Combinatorics was never easy

For each village on one side, let us consider the set of villages on the other side it directly connects to.

Label the villages on one side from $v_1$ to $v_{15}$ and the other side from $u_1$ to $u_{20}$ .

Clearly, the highest numbered village $v_i$ connects to equal to the lowest numbered village $v_{i+1}$ connects to. If it is more, the two bridges will intersect. Hence it is less than or equal. If it is less, then if $v_i$ connects to $u_j$ and $v_{i+1}$ connects to $u_k$ with $j<k$ , $u_k$ is not indirectly connected to $v_i$ .

If a village $v_i$ directly connects to $u_a$ and $u_b$ , it is directly connected to $u_c$ where $a\leq c\leq b$ . This can be obtained from the fact that if $u_c$ is connected to something else, then it causes an intersection of bridges, hence, $u_c$ would connect to $v_i$ .
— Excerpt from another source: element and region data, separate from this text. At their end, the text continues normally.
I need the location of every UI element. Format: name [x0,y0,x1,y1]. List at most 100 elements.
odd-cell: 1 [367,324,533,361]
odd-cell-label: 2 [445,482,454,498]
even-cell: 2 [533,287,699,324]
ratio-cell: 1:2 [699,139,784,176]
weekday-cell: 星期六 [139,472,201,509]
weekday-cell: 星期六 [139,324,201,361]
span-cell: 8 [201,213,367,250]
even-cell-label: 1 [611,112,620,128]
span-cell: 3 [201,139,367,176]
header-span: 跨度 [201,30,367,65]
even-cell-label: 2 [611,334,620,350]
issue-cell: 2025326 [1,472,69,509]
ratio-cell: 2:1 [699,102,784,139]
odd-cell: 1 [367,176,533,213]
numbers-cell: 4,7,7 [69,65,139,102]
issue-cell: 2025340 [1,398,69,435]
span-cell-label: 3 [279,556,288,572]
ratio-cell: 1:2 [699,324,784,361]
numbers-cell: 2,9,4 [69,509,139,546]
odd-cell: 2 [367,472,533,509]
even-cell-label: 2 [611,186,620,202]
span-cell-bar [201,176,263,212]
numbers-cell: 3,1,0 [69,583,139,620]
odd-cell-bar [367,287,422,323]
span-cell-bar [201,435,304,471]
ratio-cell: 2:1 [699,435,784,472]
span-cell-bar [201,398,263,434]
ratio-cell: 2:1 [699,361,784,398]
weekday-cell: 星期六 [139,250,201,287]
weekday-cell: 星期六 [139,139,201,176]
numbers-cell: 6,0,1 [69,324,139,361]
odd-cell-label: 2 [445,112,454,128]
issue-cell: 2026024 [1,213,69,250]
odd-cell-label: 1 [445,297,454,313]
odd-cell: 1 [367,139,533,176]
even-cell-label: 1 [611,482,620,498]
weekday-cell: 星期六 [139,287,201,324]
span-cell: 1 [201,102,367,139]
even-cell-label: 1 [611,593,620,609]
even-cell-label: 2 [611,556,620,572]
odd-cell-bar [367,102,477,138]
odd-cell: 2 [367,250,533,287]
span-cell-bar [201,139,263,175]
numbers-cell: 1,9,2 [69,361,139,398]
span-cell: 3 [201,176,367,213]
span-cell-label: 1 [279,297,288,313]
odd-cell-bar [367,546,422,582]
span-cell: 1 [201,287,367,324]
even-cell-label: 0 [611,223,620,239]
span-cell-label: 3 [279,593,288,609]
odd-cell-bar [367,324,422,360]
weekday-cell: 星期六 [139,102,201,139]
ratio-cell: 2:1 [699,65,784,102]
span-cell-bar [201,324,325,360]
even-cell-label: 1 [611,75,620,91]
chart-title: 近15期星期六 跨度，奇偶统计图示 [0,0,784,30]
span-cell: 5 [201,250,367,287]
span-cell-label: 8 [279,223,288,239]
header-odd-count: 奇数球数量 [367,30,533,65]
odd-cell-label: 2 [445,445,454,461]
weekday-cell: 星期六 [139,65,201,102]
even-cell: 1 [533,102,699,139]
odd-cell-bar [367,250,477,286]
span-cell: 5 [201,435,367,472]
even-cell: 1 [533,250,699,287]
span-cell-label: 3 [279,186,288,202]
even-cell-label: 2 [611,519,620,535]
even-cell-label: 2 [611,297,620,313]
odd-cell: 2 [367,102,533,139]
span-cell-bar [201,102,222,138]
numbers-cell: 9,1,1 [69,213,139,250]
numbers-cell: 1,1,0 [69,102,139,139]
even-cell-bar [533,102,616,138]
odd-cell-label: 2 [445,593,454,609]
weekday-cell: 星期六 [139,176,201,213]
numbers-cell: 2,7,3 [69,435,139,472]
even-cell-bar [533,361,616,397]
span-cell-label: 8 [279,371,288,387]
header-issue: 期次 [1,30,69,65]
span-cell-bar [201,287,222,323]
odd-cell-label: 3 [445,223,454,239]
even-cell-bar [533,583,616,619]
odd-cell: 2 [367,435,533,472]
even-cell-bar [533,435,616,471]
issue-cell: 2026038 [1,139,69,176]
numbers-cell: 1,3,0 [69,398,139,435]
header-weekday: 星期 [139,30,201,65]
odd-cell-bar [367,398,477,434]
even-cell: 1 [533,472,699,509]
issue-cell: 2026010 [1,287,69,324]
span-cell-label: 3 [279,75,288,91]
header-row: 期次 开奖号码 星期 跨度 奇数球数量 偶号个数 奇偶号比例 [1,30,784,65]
Hence, this "partitions" the villages on one side into the villages of the other side. Instead of "partitioning" the villages, we look at the bridges. Each bridge is associated to exactly one village $v_i$ . We partition all $20+15-1$ bridges into $15$ villages. By stars and bars or otherwise, we get the answer of ${(20-1)+(15-1)\choose(15-1)}$ .